The Stability of Augmented Bone Between Two Different Membranes Used for Guided Bone Regeneration Simultaneous with Dental Implant Placement in the Esthetic Zone.

Abstract

This randomized controlled clinical trial compared the stability of augmented bone between a synthetic resorbable membrane and a collagen resorbable membrane with guided bone regeneration (GBR) simultaneous with dental implant placement in the esthetic zone in terms of facial bone thickness.

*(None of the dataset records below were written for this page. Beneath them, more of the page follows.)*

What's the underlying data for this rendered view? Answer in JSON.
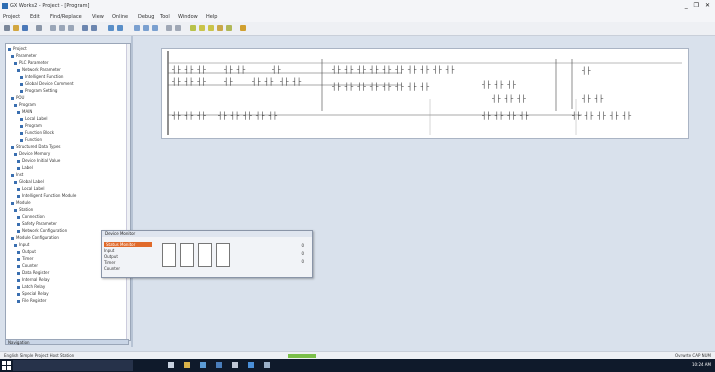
{
  "window": {
    "title": "GX Works2 - Project - [Program]",
    "controls": "_ ❐ ✕"
  },
  "menu": [
    "Project",
    "Edit",
    "Find/Replace",
    "View",
    "Online",
    "Debug",
    "Tool",
    "Window",
    "Help"
  ],
  "tree": {
    "items": [
      "Project",
      "Parameter",
      "PLC Parameter",
      "Network Parameter",
      "Intelligent Function",
      "Global Device Comment",
      "Program Setting",
      "POU",
      "Program",
      "MAIN",
      "Local Label",
      "Program",
      "Function Block",
      "Function",
      "Structured Data Types",
      "Device Memory",
      "Device Initial Value",
      "Label",
      "Inst",
      "Global Label",
      "Local Label",
      "Intelligent Function Module",
      "Module",
      "Station",
      "Connection",
      "Safety Parameter",
      "Network Configuration",
      "Module Configuration",
      "Input",
      "Output",
      "Timer",
      "Counter",
      "Data Register",
      "Internal Relay",
      "Latch Relay",
      "Special Relay",
      "File Register"
    ],
    "bottom_tab": "Navigation"
  },
  "float_panel": {
    "title": "Device Monitor",
    "selected": "Status Monitor",
    "rows": [
      "Input",
      "Output",
      "Timer",
      "Counter"
    ],
    "values": [
      "0",
      "0",
      "0"
    ]
  },
  "status": {
    "left": "English  Simple Project  Host Station",
    "right": "Ovrwrte  CAP  NUM"
  },
  "taskbar": {
    "clock": "10:24 AM"
  },
  "colors": {
    "accent": "#e06a2b",
    "status_green": "#7bbf4a",
    "taskbar": "#0f1a2b"
  }
}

A total of 60 dental implants from patients requiring implant placement with simultaneous GBR in the esthetic zone were equally allocated to the test group or control group by block randomization. Biphasic calcium phosphate ceramic bone was used in combination with either a polylactic acid (PLA) membrane (test group, 30 implants) or a resorbable collagen membrane (control group, 30 implants). Cone beam computed tomographic (CBCT) images were used to assess the facial bone thickness postimplantation and then 6 months later at four levels: implant platform and 2 mm, 4 mm, and 6 mm apical to the implant shoulder. All implants were osseointegrated, and no implant loss was found during this study. Facial bone was detected in all cases; however, the thickness of the facial bone was reduced at the 6-month follow-up in both groups. The percentage of facial bone thickness reduction was 34.30%, 27.94%, 24.25%, and 19.81% in the test group and 34.80%, 24.06%, 19.52%, and 20.45% in the control group at the level of the implant platform and at 2 mm, 4 mm, and 6 mm apical to the implant shoulder, respectively. Nevertheless, there was no statistically significant difference between the groups (P > .05). A synthetic resorbable membrane revealed an amount of stable augmented bone similar to that of a collagen resorbable membrane.